Un disco importante, dedicato a vicende tragiche ma senza lasciarsi andare né all’eccesso di sentimentalismo né all’isteria: i Karenina hanno pubblicato da poco Via Crucis (qui la nostra recensione). E ci hanno rilasciato questa intervista.

Sono passati due anni dal vostro esordio discografi
co: che cosa è cambiato nella vostra band
in questo periodo?

Gli elementi della band sono sempre quelli, ormai siamo un gruppo amalgamato e ben affiatato. A ogni disco, però, cerchiamo di cambiare il nostro approccio alla musica e alla forma canzone, per ottenere risultati il più possibile inediti e spiazzanti. Pensiamo che anche questa volta il fine sia stato raggiunto.

L’idea di realizzare un concept legato a una vicenda straziante come quella di Yara Gambirasio è un’operazione a mio parere enorme e piena di rischi. Il primo: quello di essere additati come quelli che cavalcano i fatti di cronaca. Vorrei capire come vi è venuta l’idea e quando avete capito di essere in grado di sostenere un discorso del genere, tra l’altro profondamente legato alla vostra terra di provenienza.

Il concept non è focalizzato su quella vicenda, il fatto di cronaca da te menzionato permette alla storia che vogliano raccontare di avere un contesto temporale e fisico, di avere un punto di partenza e un punto di arrivo.

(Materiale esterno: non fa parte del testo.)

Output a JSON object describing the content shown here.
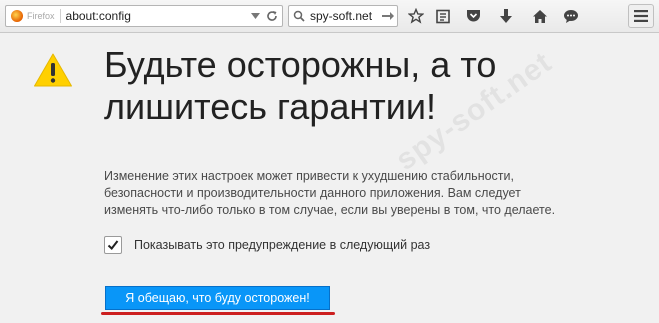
{
  "toolbar": {
    "brand": "Firefox",
    "url": "about:config",
    "search_value": "spy-soft.net",
    "buttons": [
      "star-icon",
      "reading-list-icon",
      "pocket-icon",
      "download-icon",
      "home-icon",
      "chat-icon",
      "hamburger-menu-icon"
    ]
  },
  "warning": {
    "title": "Будьте осторожны, а то лишитесь гарантии!",
    "description": "Изменение этих настроек может привести к ухудшению стабильности, безопасности и производительности данного приложения. Вам следует изменять что-либо только в том случае, если вы уверены в том, что делаете.",
    "checkbox_label": "Показывать это предупреждение в следующий раз",
    "checkbox_checked": true,
    "button_label": "Я обещаю, что буду осторожен!"
  },
  "watermark": "spy-soft.net",
  "colors": {
    "accent": "#0996f8",
    "underline": "#cc1f1f",
    "warning": "#ffd000"
  }
}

Ci sono altri episodi legati alla cronaca nera italiana degli ultimi anni ai quali il disco fa riferimento, ma non sono loro i protagonisti dell’opera, si tratta di un filo rosso, di una traccia, un percorso che il protagonista del nostro viaggio intraprende, ma che  sottende al tema principale dell’album, che è il senso di irrisolutezza vivendo in Italia oggi.

Il disco cerca di prendere un punto di vista “interno”, quindi né giornalisti né poliziotti né vicini, ma una soggettiva su tutta la vicenda: quanto è stato difficile assumere questo punto di vista?

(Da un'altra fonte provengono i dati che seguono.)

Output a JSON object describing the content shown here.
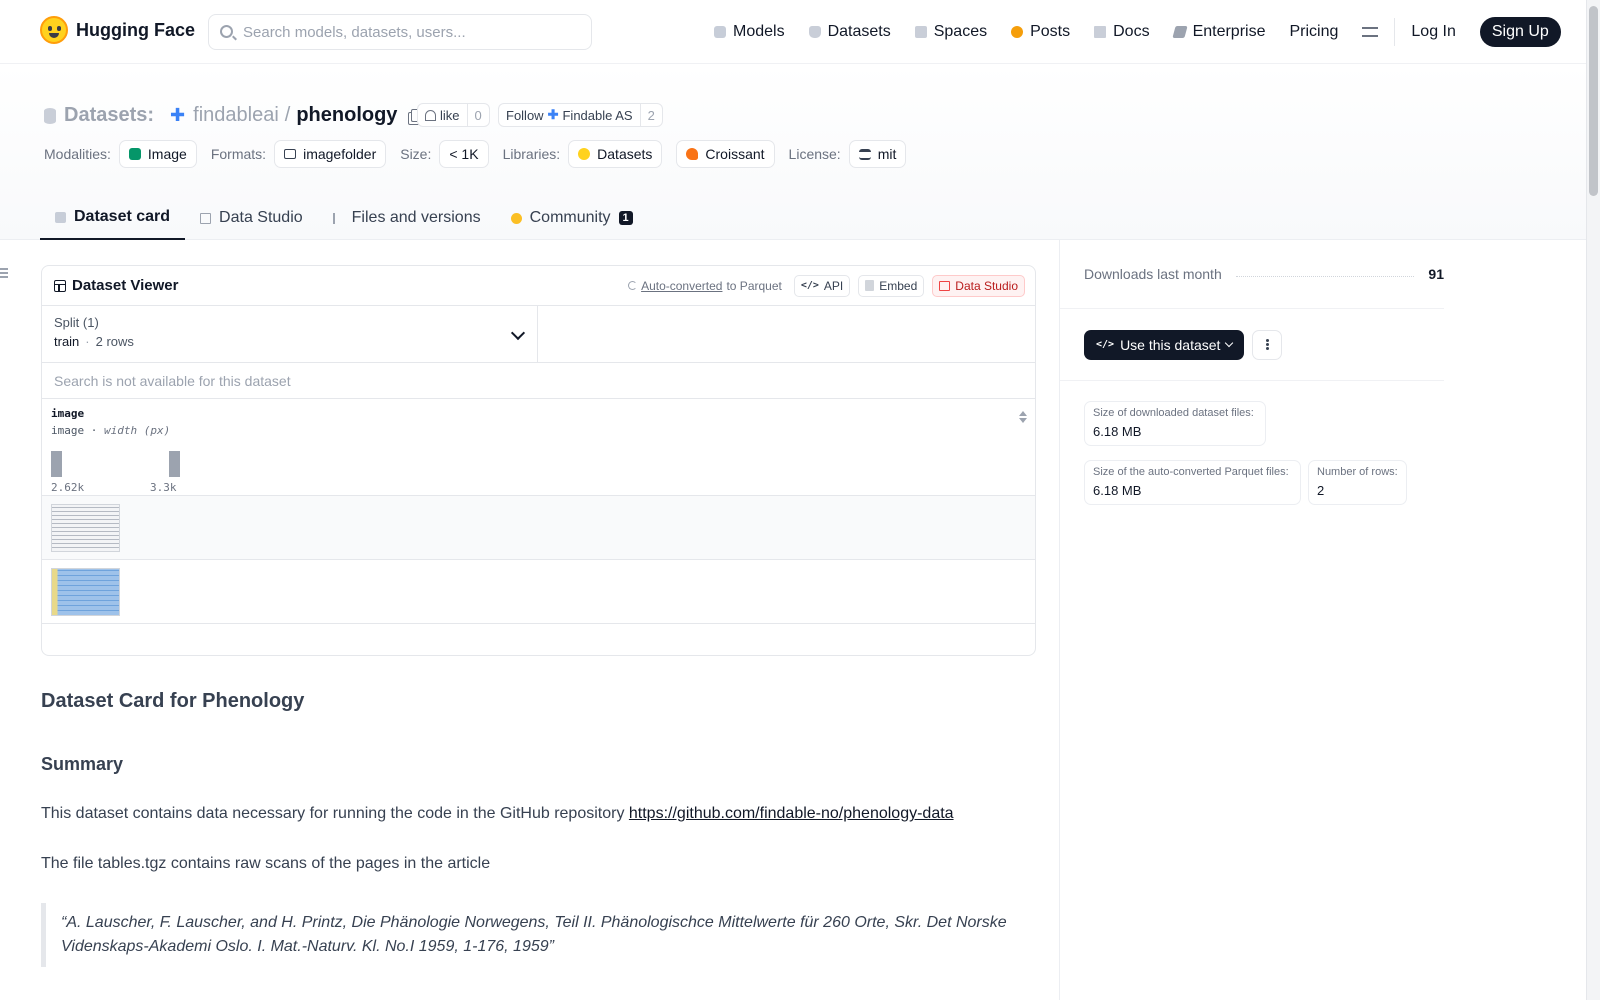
{
  "nav": {
    "brand": "Hugging Face",
    "search_placeholder": "Search models, datasets, users...",
    "links": [
      "Models",
      "Datasets",
      "Spaces",
      "Posts",
      "Docs",
      "Enterprise",
      "Pricing"
    ],
    "login": "Log In",
    "signup": "Sign Up"
  },
  "repo": {
    "section": "Datasets:",
    "org": "findableai",
    "separator": "/",
    "name": "phenology",
    "like_label": "like",
    "like_count": "0",
    "follow_label": "Follow",
    "follow_org": "Findable AS",
    "follow_count": "2"
  },
  "meta": {
    "modalities_label": "Modalities:",
    "modality": "Image",
    "formats_label": "Formats:",
    "format": "imagefolder",
    "size_label": "Size:",
    "size": "< 1K",
    "libraries_label": "Libraries:",
    "libraries": [
      "Datasets",
      "Croissant"
    ],
    "license_label": "License:",
    "license": "mit"
  },
  "tabs": [
    {
      "label": "Dataset card",
      "active": true
    },
    {
      "label": "Data Studio"
    },
    {
      "label": "Files and versions"
    },
    {
      "label": "Community",
      "badge": "1"
    }
  ],
  "viewer": {
    "title": "Dataset Viewer",
    "auto_converted": "Auto-converted",
    "to_parquet": "to Parquet",
    "api": "API",
    "embed": "Embed",
    "data_studio": "Data Studio",
    "split_label": "Split (1)",
    "split_value": "train",
    "split_sep": "·",
    "split_rows": "2 rows",
    "search_placeholder": "Search is not available for this dataset",
    "column": {
      "name": "image",
      "type": "image",
      "type_sep": "·",
      "subtype": "width (px)",
      "hist_min": "2.62k",
      "hist_max": "3.3k",
      "hist_values": [
        1,
        1
      ]
    },
    "row_count": 2
  },
  "card": {
    "title": "Dataset Card for Phenology",
    "summary_heading": "Summary",
    "para1_text": "This dataset contains data necessary for running the code in the GitHub repository",
    "para1_link": "https://github.com/findable-no/phenology-data",
    "para2": "The file tables.tgz contains raw scans of the pages in the article",
    "quote": "“A. Lauscher, F. Lauscher, and H. Printz, Die Phänologie Norwegens, Teil II. Phänologischce Mittelwerte für 260 Orte, Skr. Det Norske Videnskaps-Akademi Oslo. I. Mat.-Naturv. Kl. No.I 1959, 1-176, 1959”"
  },
  "sidebar": {
    "downloads_label": "Downloads last month",
    "downloads_value": "91",
    "use_button": "Use this dataset",
    "stats": [
      {
        "label": "Size of downloaded dataset files:",
        "value": "6.18 MB"
      },
      {
        "label": "Size of the auto-converted Parquet files:",
        "value": "6.18 MB"
      },
      {
        "label": "Number of rows:",
        "value": "2"
      }
    ]
  }
}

In realtà non è il fatto in sé ad avere importanza nella nostra storia, ma è come si riverbera sull’esperienza che il protagonista del nostro viaggio sta per avere; un’esperienza sia fisica, connotata dai chilometri che percorre scendendo e risalendo la penisola, sia emotiva e riflessiva.

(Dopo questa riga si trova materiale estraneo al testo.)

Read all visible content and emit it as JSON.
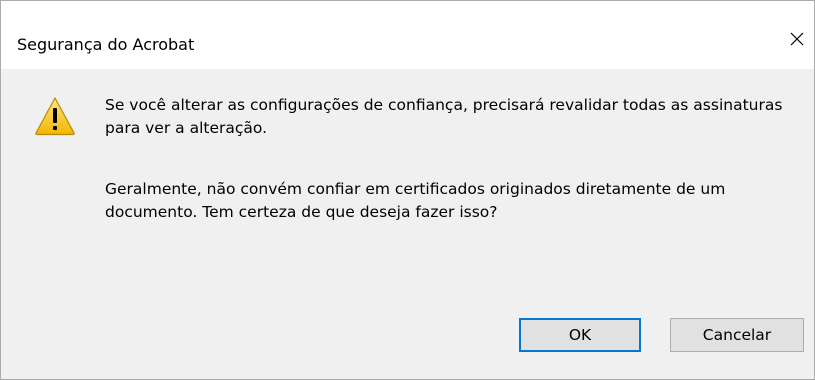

Il nostro concept si evolve su diversi piani narrativi , la difficoltà è stata proprio nel riuscire a conciliarli in modo tale che nessuno di essi potesse prendere il sopravvento.

Dal punto di vista musicale trovo che il sound in alcuni casi sia sfiorato da idee orchestrali e quasi progressive: facendo un concept viene naturale?

La cosa non è tanto legata al concept, quanto alla nostra necessità di sperimentare sulla forma canzone lavorando molto sulla struttura e sull’arrangiamento.

È vero però che, sin dall’inizio, eravamo coscienti del fatto che si stava dando vita a qualcosa di complesso e questo potrebbe aver influito sulla composizione della musica, ma anche delle liriche.

Come nasce la scelta di diffondere il disco in vinile+cd, ma anche in download gratuito?

Quella del download gratuito è una scelta secondo noi molto in linea con la direzione che sta prendendo, o che dovrebbe prendere, il mercato discografico/musicale oggi.

La musica è più che mai liquida e di facile reperibilità, e noi vogliamo che non ci sia alcuna barriera tra le nostre canzoni e chi vuole ascoltarle. Sono ancora in molti, però, ad amare il disco come oggetto, e non esiste oggetto migliore, discograficamente parlando, di un bel vinile. Provare per credere.

Il 19 luglio avete presentato il disco alla Casa di Mario di Grandosso, con una rappresentazione tra musica e teatro: mi potete raccontare qualcosa della serata?

È stata una splendida serata, si è creata un’atmosfera magica, e di questo hanno beneficiato tutti gli artisti coinvolti nell’evento. Pensiamo che i presenti abbiano avuto modo di partecipare a qualcosa di speciale e insolito, non a un semplice concerto.
C’erano teatro, arte, visual, una splendida location e tantissima convivialità, e niente di tutto ciò era slegato o a se stante. Rimarrà uno splendido ricordo del 19 luglio 2014.